Dan Hust | Democrat
THE BURDEN OF travel for Sullivan County residents was a main reason cited by NYS Education Commissioner Richard Mills for rejected a bid to merge Sullivan BOCES with Ulster-Orange BOCES..
State nixes BOCES merger idea
By Jeanne Sager
LIBERTY The fear that’s weighed over Sullivan County BOCES since last summer has past.
Merger is off the table.
New York State Education Commissioner Richard Mills informed BOCES Board President Edward Furchak Jr. in a letter Tuesday that he has decided against forcing the county’s educational cooperative to join forces with its counterpart in Orange and Ulster counties.
For Sullivan BOCES, the news was met with a giant sigh of relief.
“We’re thrilled with the decision,” said Susan Schmidt, chief operating officer and assistant superintendent for finance and management services. “This gives BOCES new life.”
The office in Liberty was notified of a possible merger edict last summer when then-District Superintendent Dr. Martin Handler announced he would be stepping down from his post to pursue other career options.
Rather than allowing BOCES to kick off a search for Handler’s successor, the state informed the board that a look at merging the organization with the already consolidated Orange-Ulster BOCES would kick off immediately.
With an enrollment of around 10,000 students, Sullivan BOCES is well below the state’s suggested enrollment of 40,000 for a BOCES, making it a prime target for merger.
A survey taken in the fall was followed up with a study by the Rockefeller Institute of Government of the State University of New York over the winter months, with a public hearing on the proposal in February.
The results of all three landed on Mills’ desk for the head of state education to make the final decision.
“As commissioner,” he said, “I have determined that a merger between the sole supervisory district of Sullivan County and the sole supervisory district of Orange and Ulster counties is not the best course of action at this time.”
Mills cited one of residents’ chief concerns the large area a merged district would cover and the burden of travel it would put on students and educators among his reasons for reconsidering the state’s stance.
Also ranking high in the argument was a cost analysis that proved savings that may have been realized by the elimination of administration positions (with one central office created for the merged BOCES) would have been negated by the increased costs of paying educators.
Salaries at Orange Ulster BOCES are significantly higher than those in Sullivan County, and with a leveling up of the contracts, Mills said “the record does not establish a high probability that costs would be reduced.”
Even with the administration currently in place, the state found the Sullivan BOCES’ administrative budget was just 7 percent of its total budget. Compared to a state average of 6.5 percent, the state study determined that was not “unfavorable,” especially in light of the small enrollment.
Schmidt said her staff was buoyed by the realization on the state’s behalf that Sullivan BOCES is answering to the students.
According to Mills letter, “the record also shows that Sullivan BOCES appears to be meeting the special education needs of the students in its component districts.”

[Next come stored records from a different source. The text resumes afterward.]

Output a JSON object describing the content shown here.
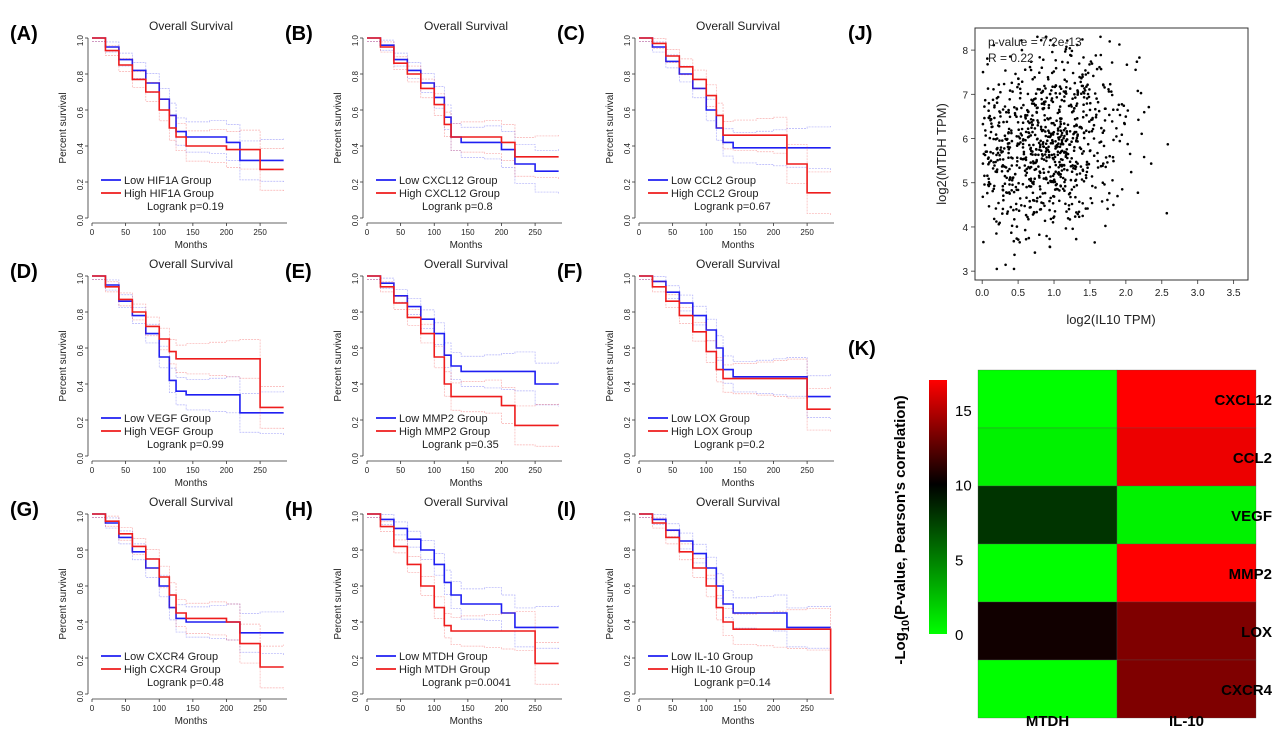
{
  "colors": {
    "low": "#1f1ff2",
    "high": "#ee1c1c",
    "green": "#00ff00",
    "red": "#ff0000",
    "black": "#000000"
  },
  "chart_data": [
    {
      "panel": "(A)",
      "type": "line",
      "title": "Overall Survival",
      "xlabel": "Months",
      "ylabel": "Percent survival",
      "xlim": [
        0,
        290
      ],
      "ylim": [
        0,
        1.0
      ],
      "xticks": [
        "0",
        "50",
        "100",
        "150",
        "200",
        "250"
      ],
      "yticks": [
        "0.0",
        "0.2",
        "0.4",
        "0.6",
        "0.8",
        "1.0"
      ],
      "legend": [
        "Low HIF1A Group",
        "High HIF1A Group"
      ],
      "annotation": "Logrank p=0.19",
      "series": [
        {
          "name": "Low HIF1A Group",
          "x": [
            0,
            20,
            40,
            60,
            80,
            100,
            115,
            125,
            140,
            175,
            200,
            220,
            250,
            285
          ],
          "y": [
            1.0,
            0.95,
            0.88,
            0.82,
            0.75,
            0.66,
            0.57,
            0.48,
            0.45,
            0.45,
            0.42,
            0.32,
            0.32,
            0.32
          ]
        },
        {
          "name": "High HIF1A Group",
          "x": [
            0,
            20,
            40,
            60,
            80,
            100,
            115,
            125,
            140,
            175,
            200,
            220,
            250,
            285
          ],
          "y": [
            1.0,
            0.93,
            0.85,
            0.77,
            0.7,
            0.6,
            0.5,
            0.45,
            0.4,
            0.4,
            0.38,
            0.38,
            0.27,
            0.27
          ]
        }
      ]
    },
    {
      "panel": "(B)",
      "type": "line",
      "title": "Overall Survival",
      "xlabel": "Months",
      "ylabel": "Percent survival",
      "xlim": [
        0,
        290
      ],
      "ylim": [
        0,
        1.0
      ],
      "xticks": [
        "0",
        "50",
        "100",
        "150",
        "200",
        "250"
      ],
      "yticks": [
        "0.0",
        "0.2",
        "0.4",
        "0.6",
        "0.8",
        "1.0"
      ],
      "legend": [
        "Low CXCL12 Group",
        "High CXCL12 Group"
      ],
      "annotation": "Logrank p=0.8",
      "series": [
        {
          "name": "Low CXCL12 Group",
          "x": [
            0,
            20,
            40,
            60,
            80,
            100,
            115,
            125,
            140,
            175,
            200,
            220,
            250,
            285
          ],
          "y": [
            1.0,
            0.96,
            0.88,
            0.82,
            0.75,
            0.67,
            0.56,
            0.45,
            0.42,
            0.42,
            0.38,
            0.3,
            0.26,
            0.26
          ]
        },
        {
          "name": "High CXCL12 Group",
          "x": [
            0,
            20,
            40,
            60,
            80,
            100,
            115,
            125,
            140,
            175,
            200,
            220,
            250,
            285
          ],
          "y": [
            1.0,
            0.95,
            0.86,
            0.8,
            0.72,
            0.63,
            0.52,
            0.45,
            0.45,
            0.45,
            0.42,
            0.34,
            0.34,
            0.34
          ]
        }
      ]
    },
    {
      "panel": "(C)",
      "type": "line",
      "title": "Overall Survival",
      "xlabel": "Months",
      "ylabel": "Percent survival",
      "xlim": [
        0,
        290
      ],
      "ylim": [
        0,
        1.0
      ],
      "xticks": [
        "0",
        "50",
        "100",
        "150",
        "200",
        "250"
      ],
      "yticks": [
        "0.0",
        "0.2",
        "0.4",
        "0.6",
        "0.8",
        "1.0"
      ],
      "legend": [
        "Low CCL2 Group",
        "High CCL2 Group"
      ],
      "annotation": "Logrank p=0.67",
      "series": [
        {
          "name": "Low CCL2 Group",
          "x": [
            0,
            20,
            40,
            60,
            80,
            100,
            115,
            125,
            140,
            175,
            200,
            220,
            250,
            285
          ],
          "y": [
            1.0,
            0.95,
            0.87,
            0.8,
            0.72,
            0.6,
            0.5,
            0.42,
            0.39,
            0.39,
            0.39,
            0.39,
            0.39,
            0.39
          ]
        },
        {
          "name": "High CCL2 Group",
          "x": [
            0,
            20,
            40,
            60,
            80,
            100,
            115,
            125,
            140,
            175,
            200,
            220,
            250,
            285
          ],
          "y": [
            1.0,
            0.97,
            0.9,
            0.84,
            0.77,
            0.68,
            0.57,
            0.46,
            0.46,
            0.46,
            0.46,
            0.3,
            0.14,
            0.14
          ]
        }
      ]
    },
    {
      "panel": "(D)",
      "type": "line",
      "title": "Overall Survival",
      "xlabel": "Months",
      "ylabel": "Percent survival",
      "xlim": [
        0,
        290
      ],
      "ylim": [
        0,
        1.0
      ],
      "xticks": [
        "0",
        "50",
        "100",
        "150",
        "200",
        "250"
      ],
      "yticks": [
        "0.0",
        "0.2",
        "0.4",
        "0.6",
        "0.8",
        "1.0"
      ],
      "legend": [
        "Low VEGF Group",
        "High VEGF Group"
      ],
      "annotation": "Logrank p=0.99",
      "series": [
        {
          "name": "Low VEGF Group",
          "x": [
            0,
            20,
            40,
            60,
            80,
            100,
            115,
            125,
            140,
            175,
            200,
            220,
            250,
            285
          ],
          "y": [
            1.0,
            0.95,
            0.86,
            0.78,
            0.68,
            0.55,
            0.42,
            0.36,
            0.34,
            0.34,
            0.34,
            0.24,
            0.24,
            0.24
          ]
        },
        {
          "name": "High VEGF Group",
          "x": [
            0,
            20,
            40,
            60,
            80,
            100,
            115,
            125,
            140,
            175,
            200,
            220,
            250,
            285
          ],
          "y": [
            1.0,
            0.94,
            0.87,
            0.8,
            0.72,
            0.65,
            0.58,
            0.54,
            0.54,
            0.54,
            0.54,
            0.54,
            0.27,
            0.27
          ]
        }
      ]
    },
    {
      "panel": "(E)",
      "type": "line",
      "title": "Overall Survival",
      "xlabel": "Months",
      "ylabel": "Percent survival",
      "xlim": [
        0,
        290
      ],
      "ylim": [
        0,
        1.0
      ],
      "xticks": [
        "0",
        "50",
        "100",
        "150",
        "200",
        "250"
      ],
      "yticks": [
        "0.0",
        "0.2",
        "0.4",
        "0.6",
        "0.8",
        "1.0"
      ],
      "legend": [
        "Low MMP2 Group",
        "High MMP2 Group"
      ],
      "annotation": "Logrank p=0.35",
      "series": [
        {
          "name": "Low MMP2 Group",
          "x": [
            0,
            20,
            40,
            60,
            80,
            100,
            115,
            125,
            140,
            175,
            200,
            220,
            250,
            285
          ],
          "y": [
            1.0,
            0.96,
            0.89,
            0.83,
            0.76,
            0.68,
            0.56,
            0.5,
            0.47,
            0.47,
            0.47,
            0.47,
            0.4,
            0.4
          ]
        },
        {
          "name": "High MMP2 Group",
          "x": [
            0,
            20,
            40,
            60,
            80,
            100,
            115,
            125,
            140,
            175,
            200,
            220,
            250,
            285
          ],
          "y": [
            1.0,
            0.94,
            0.85,
            0.77,
            0.68,
            0.55,
            0.4,
            0.33,
            0.33,
            0.33,
            0.28,
            0.17,
            0.17,
            0.17
          ]
        }
      ]
    },
    {
      "panel": "(F)",
      "type": "line",
      "title": "Overall Survival",
      "xlabel": "Months",
      "ylabel": "Percent survival",
      "xlim": [
        0,
        290
      ],
      "ylim": [
        0,
        1.0
      ],
      "xticks": [
        "0",
        "50",
        "100",
        "150",
        "200",
        "250"
      ],
      "yticks": [
        "0.0",
        "0.2",
        "0.4",
        "0.6",
        "0.8",
        "1.0"
      ],
      "legend": [
        "Low LOX Group",
        "High LOX Group"
      ],
      "annotation": "Logrank p=0.2",
      "series": [
        {
          "name": "Low LOX Group",
          "x": [
            0,
            20,
            40,
            60,
            80,
            100,
            115,
            125,
            140,
            175,
            200,
            220,
            250,
            285
          ],
          "y": [
            1.0,
            0.97,
            0.91,
            0.85,
            0.78,
            0.7,
            0.6,
            0.48,
            0.44,
            0.44,
            0.44,
            0.44,
            0.33,
            0.33
          ]
        },
        {
          "name": "High LOX Group",
          "x": [
            0,
            20,
            40,
            60,
            80,
            100,
            115,
            125,
            140,
            175,
            200,
            220,
            250,
            285
          ],
          "y": [
            1.0,
            0.94,
            0.86,
            0.78,
            0.69,
            0.58,
            0.48,
            0.43,
            0.43,
            0.43,
            0.43,
            0.43,
            0.26,
            0.26
          ]
        }
      ]
    },
    {
      "panel": "(G)",
      "type": "line",
      "title": "Overall Survival",
      "xlabel": "Months",
      "ylabel": "Percent survival",
      "xlim": [
        0,
        290
      ],
      "ylim": [
        0,
        1.0
      ],
      "xticks": [
        "0",
        "50",
        "100",
        "150",
        "200",
        "250"
      ],
      "yticks": [
        "0.0",
        "0.2",
        "0.4",
        "0.6",
        "0.8",
        "1.0"
      ],
      "legend": [
        "Low CXCR4 Group",
        "High CXCR4 Group"
      ],
      "annotation": "Logrank p=0.48",
      "series": [
        {
          "name": "Low CXCR4 Group",
          "x": [
            0,
            20,
            40,
            60,
            80,
            100,
            115,
            125,
            140,
            175,
            200,
            220,
            250,
            285
          ],
          "y": [
            1.0,
            0.95,
            0.87,
            0.79,
            0.7,
            0.6,
            0.48,
            0.42,
            0.4,
            0.4,
            0.4,
            0.34,
            0.34,
            0.34
          ]
        },
        {
          "name": "High CXCR4 Group",
          "x": [
            0,
            20,
            40,
            60,
            80,
            100,
            115,
            125,
            140,
            175,
            200,
            220,
            250,
            285
          ],
          "y": [
            1.0,
            0.96,
            0.89,
            0.82,
            0.75,
            0.65,
            0.55,
            0.45,
            0.42,
            0.42,
            0.4,
            0.28,
            0.15,
            0.15
          ]
        }
      ]
    },
    {
      "panel": "(H)",
      "type": "line",
      "title": "Overall Survival",
      "xlabel": "Months",
      "ylabel": "Percent survival",
      "xlim": [
        0,
        290
      ],
      "ylim": [
        0,
        1.0
      ],
      "xticks": [
        "0",
        "50",
        "100",
        "150",
        "200",
        "250"
      ],
      "yticks": [
        "0.0",
        "0.2",
        "0.4",
        "0.6",
        "0.8",
        "1.0"
      ],
      "legend": [
        "Low MTDH Group",
        "High MTDH Group"
      ],
      "annotation": "Logrank p=0.0041",
      "series": [
        {
          "name": "Low MTDH Group",
          "x": [
            0,
            20,
            40,
            60,
            80,
            100,
            115,
            125,
            140,
            175,
            200,
            220,
            250,
            285
          ],
          "y": [
            1.0,
            0.97,
            0.92,
            0.86,
            0.8,
            0.72,
            0.62,
            0.55,
            0.5,
            0.5,
            0.45,
            0.37,
            0.37,
            0.37
          ]
        },
        {
          "name": "High MTDH Group",
          "x": [
            0,
            20,
            40,
            60,
            80,
            100,
            115,
            125,
            140,
            175,
            200,
            220,
            250,
            285
          ],
          "y": [
            1.0,
            0.93,
            0.82,
            0.72,
            0.6,
            0.48,
            0.38,
            0.35,
            0.35,
            0.35,
            0.35,
            0.35,
            0.17,
            0.17
          ]
        }
      ]
    },
    {
      "panel": "(I)",
      "type": "line",
      "title": "Overall Survival",
      "xlabel": "Months",
      "ylabel": "Percent survival",
      "xlim": [
        0,
        290
      ],
      "ylim": [
        0,
        1.0
      ],
      "xticks": [
        "0",
        "50",
        "100",
        "150",
        "200",
        "250"
      ],
      "yticks": [
        "0.0",
        "0.2",
        "0.4",
        "0.6",
        "0.8",
        "1.0"
      ],
      "legend": [
        "Low IL-10 Group",
        "High IL-10 Group"
      ],
      "annotation": "Logrank p=0.14",
      "series": [
        {
          "name": "Low IL-10 Group",
          "x": [
            0,
            20,
            40,
            60,
            80,
            100,
            115,
            125,
            140,
            175,
            200,
            220,
            250,
            285
          ],
          "y": [
            1.0,
            0.97,
            0.91,
            0.85,
            0.78,
            0.7,
            0.6,
            0.5,
            0.45,
            0.45,
            0.45,
            0.37,
            0.37,
            0.37
          ]
        },
        {
          "name": "High IL-10 Group",
          "x": [
            0,
            20,
            40,
            60,
            80,
            100,
            115,
            125,
            140,
            175,
            200,
            220,
            250,
            285
          ],
          "y": [
            1.0,
            0.95,
            0.87,
            0.79,
            0.7,
            0.6,
            0.48,
            0.4,
            0.36,
            0.36,
            0.36,
            0.36,
            0.36,
            0.0
          ]
        }
      ]
    },
    {
      "panel": "(J)",
      "type": "scatter",
      "xlabel": "log2(IL10 TPM)",
      "ylabel": "log2(MTDH TPM)",
      "xlim": [
        -0.1,
        3.7
      ],
      "ylim": [
        2.8,
        8.5
      ],
      "xticks": [
        "0.0",
        "0.5",
        "1.0",
        "1.5",
        "2.0",
        "2.5",
        "3.0",
        "3.5"
      ],
      "yticks": [
        "3",
        "4",
        "5",
        "6",
        "7",
        "8"
      ],
      "annotations": [
        "p-value = 7.2e-13",
        "R = 0.22"
      ],
      "points": {
        "n": 900,
        "x_mean": 0.95,
        "y_mean": 5.85,
        "correlation": 0.22
      }
    },
    {
      "panel": "(K)",
      "type": "heatmap",
      "columns": [
        "MTDH",
        "IL-10"
      ],
      "rows": [
        "CXCL12",
        "CCL2",
        "VEGF",
        "MMP2",
        "LOX",
        "CXCR4"
      ],
      "values": [
        [
          0,
          17
        ],
        [
          0.5,
          16.5
        ],
        [
          8,
          0.5
        ],
        [
          0,
          17
        ],
        [
          10.5,
          13.5
        ],
        [
          0,
          13.5
        ]
      ],
      "colorbar": {
        "min": 0,
        "max": 17,
        "ticks": [
          "15",
          "10",
          "5",
          "0"
        ],
        "colors": [
          "#00ff00",
          "#000000",
          "#ff0000"
        ]
      },
      "colorbar_title": "-Log10(P-value, Pearson's correlation)"
    }
  ]
}
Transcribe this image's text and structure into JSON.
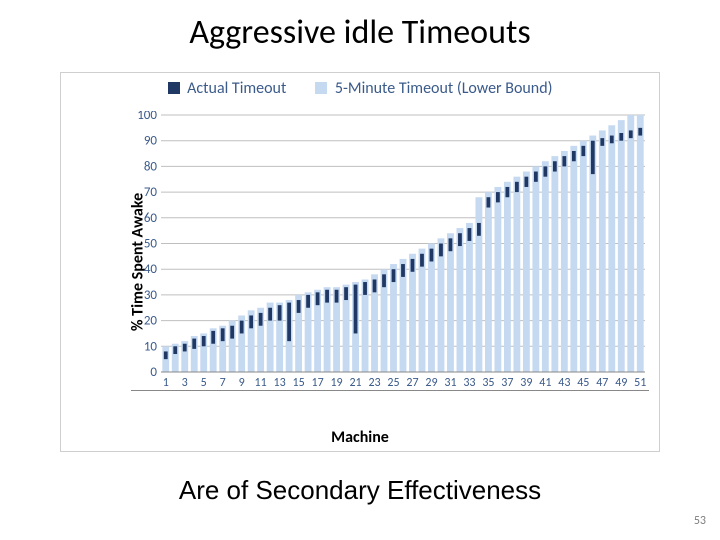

Career and tech programming, one of Sullivan BOCES’ strong suits, got a thumbs up for providing nineteen different paths for students compared to a state average of 20. What’s more, 92 percent of the students in career and tech at Sullivan BOCES actually finish the program.
Sullivan BOCES will be reporting on an annual basis to the state regarding both finances and student achievement.
“We’re going to have to be really innovative with our districts,” Schmidt said. “But everyone is really committed to that. We have a great group of superintendents.”